5 O texto é um bólido de sentidos. Ele parte em inúmeras direções, em múltiplos planos significantes. Diferentes versões de um texto, diferentes formulações constituem novos produtos significativos. Nossa questão é então: o que muda nas diferentes versões ?

6 o texto original é uma ficção, ou melhor, é uma função da historicidade. São sempre vários, desde sua origem, os textos possíveis num mesmo texto.

7 Ideologia A ideologia é uma característica importante da interpretação. Ela sempre se dá de algum lugar da história e da sociedade e tem uma direção, que é o que chamamos de política. Nesse sentido, a ideologia é a interpretação de sentido em certa direção, direção determinada pela relação da linguagem com a história em seus mecanismos imaginários.

8 A linguagem é necessariamente opaca e imcompleta, porque não há sentido em si. O papel de interpretar é dizer o dito. É um gesto clínico que desloca sentidos, que vai através da materialidade discursiva, descontruindo os efeitos do já dito, em direção a uma outra significação, ainda inédita ao olhar do clínico.

9 O espaço da interpretação é o espaço do possível, da falha, do efeito metafórico, do equívoco, em suma: do trabalho da história e do significante, em outras palavras, do trabalho do sujeito.

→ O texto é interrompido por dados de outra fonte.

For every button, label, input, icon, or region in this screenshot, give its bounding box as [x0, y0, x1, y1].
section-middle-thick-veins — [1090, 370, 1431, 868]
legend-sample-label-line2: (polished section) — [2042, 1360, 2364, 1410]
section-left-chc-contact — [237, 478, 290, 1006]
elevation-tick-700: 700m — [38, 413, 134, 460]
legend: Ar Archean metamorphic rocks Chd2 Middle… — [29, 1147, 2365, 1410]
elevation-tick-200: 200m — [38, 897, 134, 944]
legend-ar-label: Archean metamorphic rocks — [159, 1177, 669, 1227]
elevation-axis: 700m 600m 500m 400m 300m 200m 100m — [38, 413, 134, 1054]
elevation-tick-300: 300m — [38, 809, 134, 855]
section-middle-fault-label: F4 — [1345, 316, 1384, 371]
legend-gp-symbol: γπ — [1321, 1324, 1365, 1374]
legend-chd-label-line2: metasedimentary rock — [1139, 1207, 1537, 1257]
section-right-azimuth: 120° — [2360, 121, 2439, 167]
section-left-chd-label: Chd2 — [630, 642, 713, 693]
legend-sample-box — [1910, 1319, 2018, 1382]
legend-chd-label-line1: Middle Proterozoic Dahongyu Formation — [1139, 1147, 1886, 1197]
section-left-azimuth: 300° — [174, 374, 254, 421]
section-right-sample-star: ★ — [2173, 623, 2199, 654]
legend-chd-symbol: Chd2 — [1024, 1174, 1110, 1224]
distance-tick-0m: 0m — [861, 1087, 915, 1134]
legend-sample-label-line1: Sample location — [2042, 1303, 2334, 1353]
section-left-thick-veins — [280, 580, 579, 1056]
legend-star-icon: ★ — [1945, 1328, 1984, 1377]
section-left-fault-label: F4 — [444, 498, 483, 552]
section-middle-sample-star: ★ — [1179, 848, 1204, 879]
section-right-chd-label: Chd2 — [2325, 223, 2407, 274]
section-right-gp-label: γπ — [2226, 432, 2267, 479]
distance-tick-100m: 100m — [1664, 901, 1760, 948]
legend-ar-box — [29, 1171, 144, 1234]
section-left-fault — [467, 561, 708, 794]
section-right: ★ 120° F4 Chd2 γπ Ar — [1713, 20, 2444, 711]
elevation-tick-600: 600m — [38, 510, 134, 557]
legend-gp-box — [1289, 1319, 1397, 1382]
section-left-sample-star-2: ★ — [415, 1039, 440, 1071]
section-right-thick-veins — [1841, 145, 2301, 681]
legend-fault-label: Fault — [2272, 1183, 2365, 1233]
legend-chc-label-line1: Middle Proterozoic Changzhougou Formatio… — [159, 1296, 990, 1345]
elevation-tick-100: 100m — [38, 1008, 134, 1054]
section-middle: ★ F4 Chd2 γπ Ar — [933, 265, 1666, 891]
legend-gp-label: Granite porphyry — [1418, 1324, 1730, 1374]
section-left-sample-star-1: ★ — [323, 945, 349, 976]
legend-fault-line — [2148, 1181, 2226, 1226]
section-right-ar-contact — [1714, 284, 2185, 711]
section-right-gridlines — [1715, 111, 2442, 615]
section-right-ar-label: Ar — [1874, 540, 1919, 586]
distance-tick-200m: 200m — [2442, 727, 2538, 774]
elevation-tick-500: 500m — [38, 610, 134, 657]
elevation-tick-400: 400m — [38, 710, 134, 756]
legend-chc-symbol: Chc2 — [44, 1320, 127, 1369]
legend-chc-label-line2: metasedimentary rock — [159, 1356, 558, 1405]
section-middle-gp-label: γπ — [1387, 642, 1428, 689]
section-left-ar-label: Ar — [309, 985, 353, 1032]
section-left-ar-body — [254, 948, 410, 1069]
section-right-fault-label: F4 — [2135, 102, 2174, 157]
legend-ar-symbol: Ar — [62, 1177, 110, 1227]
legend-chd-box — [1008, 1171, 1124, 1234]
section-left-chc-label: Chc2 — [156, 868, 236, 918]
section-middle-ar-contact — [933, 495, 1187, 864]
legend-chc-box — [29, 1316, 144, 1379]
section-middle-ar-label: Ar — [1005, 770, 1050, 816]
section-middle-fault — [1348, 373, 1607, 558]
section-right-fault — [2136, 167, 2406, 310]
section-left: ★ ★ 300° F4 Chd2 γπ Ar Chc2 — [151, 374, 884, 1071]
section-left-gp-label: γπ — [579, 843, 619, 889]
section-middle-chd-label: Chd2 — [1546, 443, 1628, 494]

10 ANÁLISE DO DISCURSO A análise de discurso questiona é o que é deixado para fora, no campo da lingüística: o sujeito e a situação. O mundo existe, mas no discurso ele é apreendido, trabalhado pela linguagem. Destaca-se aqui a construção discursiva do referente: trata-se então do mundo para ( e não do mundo em si ).

11 Todo discurso remete a um outro discurso, presente nele por sua ausência necessária, de tal modo que os sentidos são sempre referidos a outros sentidos e é daí que eles tiram sua identidade.

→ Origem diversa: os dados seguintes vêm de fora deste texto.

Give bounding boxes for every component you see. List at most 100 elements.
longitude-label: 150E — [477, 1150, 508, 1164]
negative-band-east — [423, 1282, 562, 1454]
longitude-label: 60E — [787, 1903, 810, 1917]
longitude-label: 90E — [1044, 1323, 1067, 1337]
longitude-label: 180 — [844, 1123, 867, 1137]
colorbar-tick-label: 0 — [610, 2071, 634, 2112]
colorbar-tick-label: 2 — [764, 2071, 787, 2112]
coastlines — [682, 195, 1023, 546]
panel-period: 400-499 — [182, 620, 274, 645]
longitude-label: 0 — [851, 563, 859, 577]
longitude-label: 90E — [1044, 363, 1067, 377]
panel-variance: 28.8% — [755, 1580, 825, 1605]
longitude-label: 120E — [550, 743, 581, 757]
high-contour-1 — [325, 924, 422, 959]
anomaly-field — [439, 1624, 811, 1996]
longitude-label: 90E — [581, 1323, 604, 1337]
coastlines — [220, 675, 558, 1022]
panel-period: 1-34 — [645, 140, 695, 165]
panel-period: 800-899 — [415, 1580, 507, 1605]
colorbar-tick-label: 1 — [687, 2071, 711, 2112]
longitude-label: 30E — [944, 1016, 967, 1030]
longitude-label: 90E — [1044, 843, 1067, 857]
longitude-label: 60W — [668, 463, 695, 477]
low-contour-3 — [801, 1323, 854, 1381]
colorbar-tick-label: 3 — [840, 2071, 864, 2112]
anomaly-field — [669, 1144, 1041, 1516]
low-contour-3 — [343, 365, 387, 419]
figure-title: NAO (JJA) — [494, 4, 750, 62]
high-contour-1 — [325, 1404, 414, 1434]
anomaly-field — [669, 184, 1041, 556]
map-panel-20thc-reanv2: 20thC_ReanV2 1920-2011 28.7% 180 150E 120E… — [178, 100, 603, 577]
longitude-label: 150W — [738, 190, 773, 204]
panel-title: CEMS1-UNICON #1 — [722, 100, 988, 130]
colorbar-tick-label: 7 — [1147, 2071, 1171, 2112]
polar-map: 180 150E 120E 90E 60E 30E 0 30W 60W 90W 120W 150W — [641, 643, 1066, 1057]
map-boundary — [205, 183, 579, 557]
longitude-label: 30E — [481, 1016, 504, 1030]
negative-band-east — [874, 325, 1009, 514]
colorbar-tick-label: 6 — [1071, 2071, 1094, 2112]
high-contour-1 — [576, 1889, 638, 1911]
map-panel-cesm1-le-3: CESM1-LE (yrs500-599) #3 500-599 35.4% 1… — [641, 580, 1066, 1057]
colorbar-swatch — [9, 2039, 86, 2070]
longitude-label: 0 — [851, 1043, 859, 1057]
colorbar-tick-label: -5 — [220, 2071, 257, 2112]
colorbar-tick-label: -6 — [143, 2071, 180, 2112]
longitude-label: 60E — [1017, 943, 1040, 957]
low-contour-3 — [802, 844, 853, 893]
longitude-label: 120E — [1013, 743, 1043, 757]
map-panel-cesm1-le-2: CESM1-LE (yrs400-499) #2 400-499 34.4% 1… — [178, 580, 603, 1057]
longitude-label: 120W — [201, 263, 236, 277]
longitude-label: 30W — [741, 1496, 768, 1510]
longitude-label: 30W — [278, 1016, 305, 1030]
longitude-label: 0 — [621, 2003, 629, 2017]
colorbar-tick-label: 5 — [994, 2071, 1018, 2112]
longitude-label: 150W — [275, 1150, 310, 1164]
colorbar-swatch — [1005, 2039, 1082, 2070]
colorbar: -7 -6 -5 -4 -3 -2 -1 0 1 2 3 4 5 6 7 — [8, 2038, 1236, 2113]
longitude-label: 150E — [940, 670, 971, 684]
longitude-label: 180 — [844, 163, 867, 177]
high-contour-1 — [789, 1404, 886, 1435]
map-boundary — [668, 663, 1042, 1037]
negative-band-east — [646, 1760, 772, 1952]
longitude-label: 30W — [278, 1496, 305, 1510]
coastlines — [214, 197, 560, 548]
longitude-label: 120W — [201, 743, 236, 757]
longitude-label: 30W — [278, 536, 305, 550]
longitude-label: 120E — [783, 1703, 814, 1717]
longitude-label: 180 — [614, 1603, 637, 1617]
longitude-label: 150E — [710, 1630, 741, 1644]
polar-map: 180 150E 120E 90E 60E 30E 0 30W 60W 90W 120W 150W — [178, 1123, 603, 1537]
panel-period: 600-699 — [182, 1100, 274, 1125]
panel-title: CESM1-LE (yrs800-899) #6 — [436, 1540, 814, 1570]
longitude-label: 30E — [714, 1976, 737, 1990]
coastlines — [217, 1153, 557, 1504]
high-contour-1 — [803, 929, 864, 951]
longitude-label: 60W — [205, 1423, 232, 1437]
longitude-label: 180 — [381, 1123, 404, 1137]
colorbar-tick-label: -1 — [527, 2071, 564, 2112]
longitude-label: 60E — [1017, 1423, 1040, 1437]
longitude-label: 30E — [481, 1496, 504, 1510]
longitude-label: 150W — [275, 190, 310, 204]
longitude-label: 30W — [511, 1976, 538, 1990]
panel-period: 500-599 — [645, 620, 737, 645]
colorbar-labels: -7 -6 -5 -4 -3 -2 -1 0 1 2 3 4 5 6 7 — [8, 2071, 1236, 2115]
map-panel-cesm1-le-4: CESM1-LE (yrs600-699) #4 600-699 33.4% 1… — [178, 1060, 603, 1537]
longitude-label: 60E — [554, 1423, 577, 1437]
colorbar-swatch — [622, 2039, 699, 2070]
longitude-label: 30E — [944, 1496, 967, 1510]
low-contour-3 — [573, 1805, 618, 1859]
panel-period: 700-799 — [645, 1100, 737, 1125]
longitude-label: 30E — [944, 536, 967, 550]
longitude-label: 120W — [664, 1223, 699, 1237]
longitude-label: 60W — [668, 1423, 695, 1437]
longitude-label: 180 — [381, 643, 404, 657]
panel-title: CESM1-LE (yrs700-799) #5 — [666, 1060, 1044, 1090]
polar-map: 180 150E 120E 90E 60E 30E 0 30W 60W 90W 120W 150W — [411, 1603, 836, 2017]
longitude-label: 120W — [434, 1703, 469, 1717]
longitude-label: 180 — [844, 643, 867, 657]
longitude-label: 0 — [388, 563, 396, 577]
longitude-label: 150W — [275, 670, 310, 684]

12 A importância da História Se se tira a história, a palavra vira imagem pura. Evidentemente que quando afirmamos que há uma determinação histórica dos sentidos, não estamos pensando a história como evolução e cronologia: o que interessa não são as datas, mas os modos como os sentidos são produzidos e circulam.

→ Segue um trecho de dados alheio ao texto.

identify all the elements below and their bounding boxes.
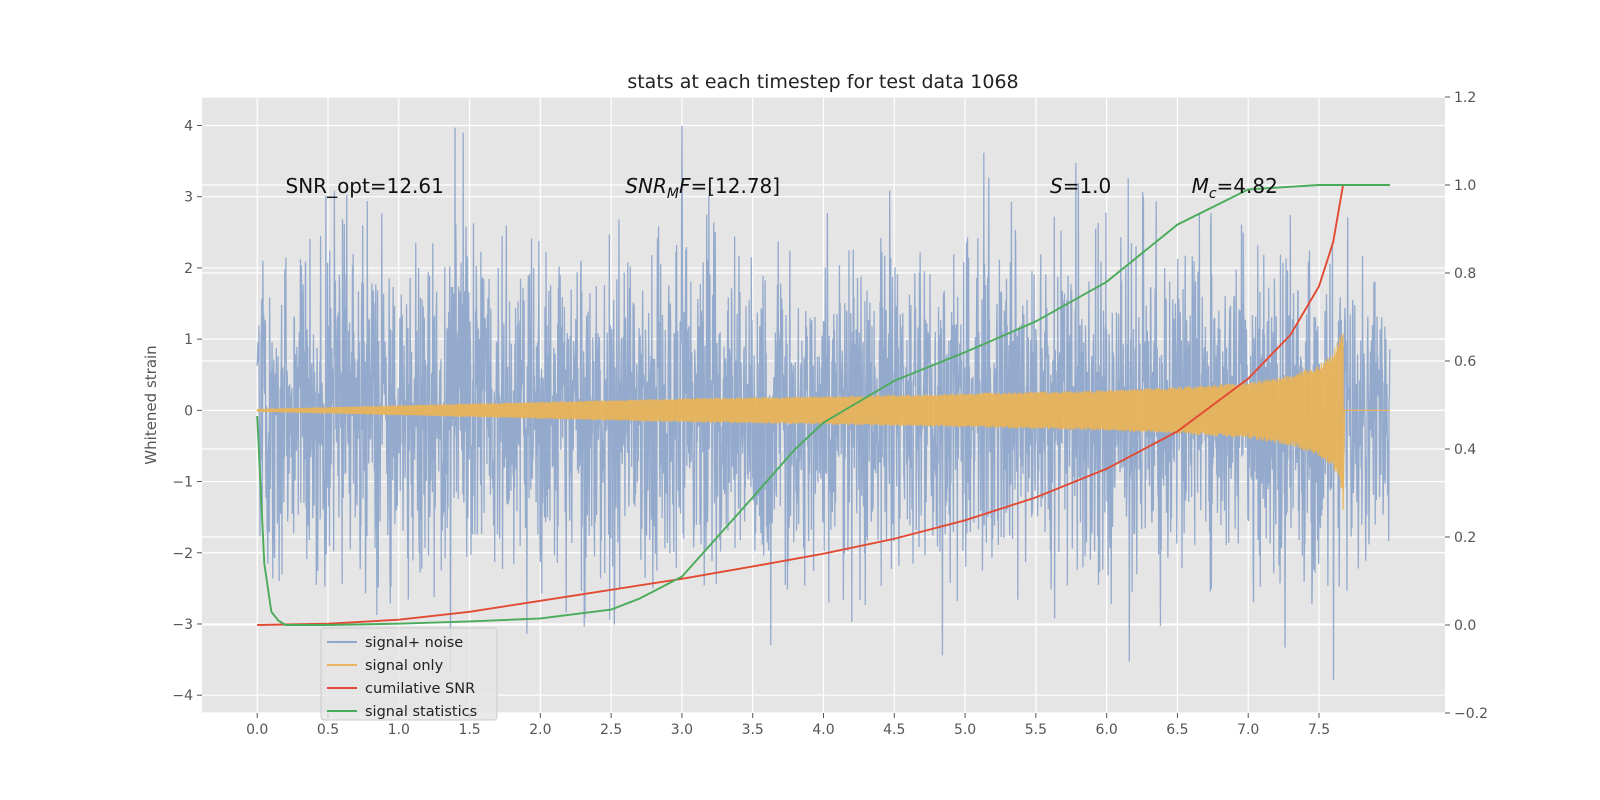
x-tick-label: 2.0: [529, 722, 551, 738]
x-tick-label: 0.5: [317, 722, 339, 738]
annotation-0: SNR_opt=12.61: [286, 174, 444, 198]
x-tick-label: 2.5: [600, 722, 622, 738]
series-signal-statistics-line: [256, 184, 1390, 626]
y-tick-label: −2: [172, 546, 193, 562]
legend-entry: cumilative SNR: [365, 681, 475, 697]
y-tick-label: −3: [172, 617, 193, 633]
chart-title: stats at each timestep for test data 106…: [627, 71, 1018, 93]
y-axis-label: Whitened strain: [142, 345, 160, 464]
legend-box: [320, 627, 498, 721]
x-tick-label: 4.0: [812, 722, 834, 738]
legend-entry: signal+ noise: [365, 635, 463, 651]
legend-entry: signal only: [365, 658, 444, 674]
x-tick-label: 0.0: [246, 722, 268, 738]
y-tick-label: 4: [184, 118, 193, 134]
x-tick-label: 4.5: [883, 722, 905, 738]
legend-entry: signal statistics: [365, 704, 477, 720]
y-tick-label: 3: [184, 190, 193, 206]
x-tick-label: 7.5: [1308, 722, 1330, 738]
x-tick-label: 3.5: [742, 722, 764, 738]
x-tick-label: 1.5: [458, 722, 480, 738]
y2-tick-label: −0.2: [1454, 706, 1488, 722]
annotation-3: Mc=4.82: [1192, 174, 1278, 202]
series-signal-only-line: [256, 333, 1390, 511]
y-tick-label: −1: [172, 475, 193, 491]
x-tick-label: 3.0: [671, 722, 693, 738]
x-tick-label: 5.5: [1025, 722, 1047, 738]
x-tick-label: 5.0: [954, 722, 976, 738]
x-tick-label: 7.0: [1237, 722, 1259, 738]
series-signal-noise-line: [256, 125, 1391, 681]
y2-tick-label: 0.0: [1454, 618, 1476, 634]
x-tick-label: 6.5: [1166, 722, 1188, 738]
y2-tick-label: 0.4: [1454, 442, 1476, 458]
y2-tick-label: 0.2: [1454, 530, 1476, 546]
series-cumilative-snr-line: [257, 184, 1390, 626]
y2-tick-label: 0.8: [1454, 266, 1476, 282]
legend: signal+ noise signal only cumilative SNR si…: [320, 627, 498, 721]
y2-tick-label: 1.2: [1454, 90, 1476, 106]
x-tick-label: 6.0: [1096, 722, 1118, 738]
y-tick-label: −4: [172, 688, 193, 704]
y2-tick-label: 1.0: [1454, 178, 1476, 194]
x-tick-label: 1.0: [388, 722, 410, 738]
annotation-1: SNRMF=[12.78]: [625, 174, 780, 202]
y-tick-label: 2: [184, 261, 193, 277]
annotation-2: S=1.0: [1050, 174, 1111, 198]
y2-tick-label: 0.6: [1454, 354, 1476, 370]
y-tick-label: 0: [184, 403, 193, 419]
y-tick-label: 1: [184, 332, 193, 348]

13 Compreensão A compreensão é a apreensão das várias possibilidades de um texto. Para compreender, o leitor deve se relacionar com os diferentes processos de significação que acontecem no texto.

14 DISTINÇÃO IMPORTANTE IMPORTANTE: distinção entre intérpretes e escreventes. O sujeito só se faz autor se o que ele produz for interpretável. O sentido que não se historiciza é inintelegível, ininterpretável, incompreensível.

15 PLÁGIO Estancamento do movimento da interpretação, lugar em que há silenciamento da autoria. O plagiado silencia o trajeto do autor, calando a voz do outro que ele retoma. Não é um silenciamento necessário, mas imposto, uma forma de censura. Nega o percurso já feito pelo autor, estanca o fluir histórico do sentido.

16 Porque entre o dito e o não dito é irremediável que haja um espaço de interpretação que não se fecha. Lugar de equívocos, de deslocamentos, de debates, de possíveis. Ao censurar o plagiador se fecha narcisicamente na vontade que o dizer comece e acabe nele mesmo e não se deixa atravessar nem atravessa outros discursos.

17 Todo texto tem a ver com outros textos.